Stephanie Southard, a patrol officer since 2008, was ordered fired April 14 for violating three department regulations including sexual misconduct and lying about having sex on duty. Southard is appealing her firing.

Officer Nathan Sanchez resigned after he admitted sexual contact with Southard while both were on the clock. An attorney for Southard said she would have no comment.

Southard and Sanchez become the fourth and fifth officers disciplined in recent months for sexual misconduct on duty.

During an internal affairs investigation, Sanchez said he and Southard became friends through work but the friendship quickly turned sexual.

According to the internal affairs investigation obtained by CBS4, "Officer Sanchez stated that "approximately 25-30 times" he had unzipped Officer Southard's uniform pants while they were both on duty," and proceeded to have sexual contact.

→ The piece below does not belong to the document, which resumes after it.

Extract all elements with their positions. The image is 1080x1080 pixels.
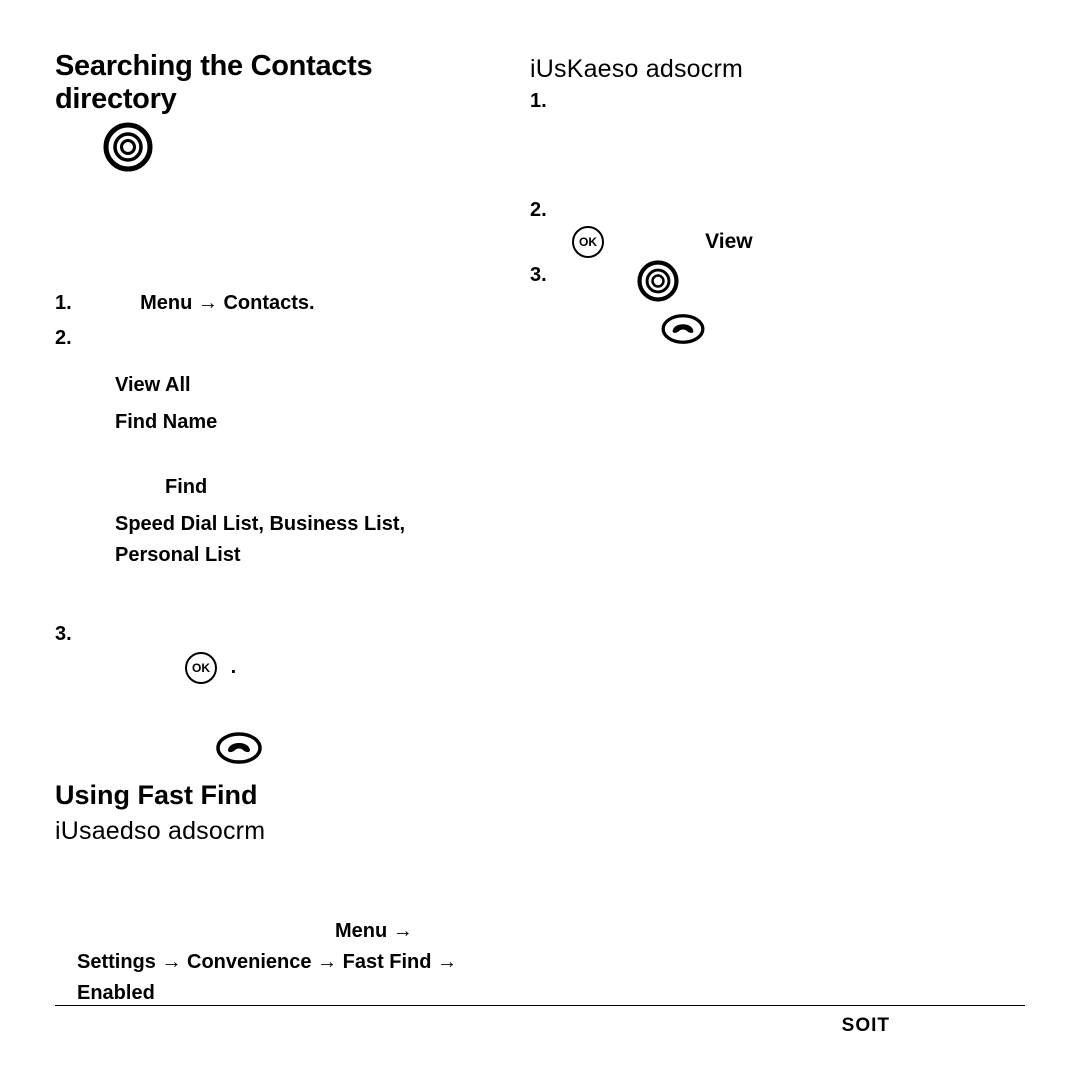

Officer Southard denied the on duty sex but said "they only held hands and hugged each other (at work)."

But Denver's Deputy Director of Safety, Jess Vigil, ruled that Sanchez was "credible" and that he and Southard "engaged in repeated sexual contact while on duty."

For a department grappling with delayed response times to citizen calls, explaining sexual shenanigans on duty is again left to Commander Matt Murray.

"Did it affect response times on a few calls, probably," said Murray.

"It makes it hard for them to prevent crime, hard for them to cover officers, hard to do any part of their job right," Murray said of the on duty sex.

He said overall department response times are not affected by a few rogue officers who aren't doing their jobs calling it "statistically insignificant."

But he said, "If it affected response times to any calls… that's not okay."

Southard and Sanchez join a growing number of DPD personnel recently found to be focused on sexual pursuits when they were supposed to be chasing crime.

Earlier this year, Detective Craig Miner was suspended for 10 days and demoted for regularly leaving during work hours, driving a city vehicle to Federal Heights and conducting an extra- marital affair.

Miner denied he was visiting the woman to have sex. But in an interview with CBS4, the woman said Detective Miner had been regularly leaving work to visit her for four years, beginning in 2009.

"He was here for an hour. He would call it monkey business," the woman told CBS4.

She said Denver taxpayers were essentially paying for "booty calls" every week.

"You know everyone says they need more officers on the street but if you get officers on the street to do what they should be doing they wouldn't need more officers on the street," she said.

Last month, Technician John White served a ten day suspension after he was found to have 589 pictures of nude and semi-nude women on his department issued cellphone. In that case, his ex-girlfriend said she and White repeatedly had sex on duty in his city vehicle, but White denied it and an internal affairs investigation could not substantiate the woman's claims of on duty sex.

However the woman told CBS4 she and White often engaged in sexual conduct while he was on duty.

"Sometimes while driving… sometimes in the parking lot. That would happen often. Taxpayers paid him to spend a lot of time with me," the woman said.

Also last month, Lakewood Police cited Denver Police Detective Michael Ryan for soliciting a prostitute after they say they caught him in a law enforcement vehicle with his pants down, in the company of a known prostitute.

Ryan was placed on administrative leave with pay and sent home.

"We have a handful of officers who have done things that are inappropriate and they've been held accountable for those actions," said Murray.

"The best we can do is respond appropriately when we become aware of it. It's not a lack of supervision," said Murray, "It's a lack of accountability and poor choices."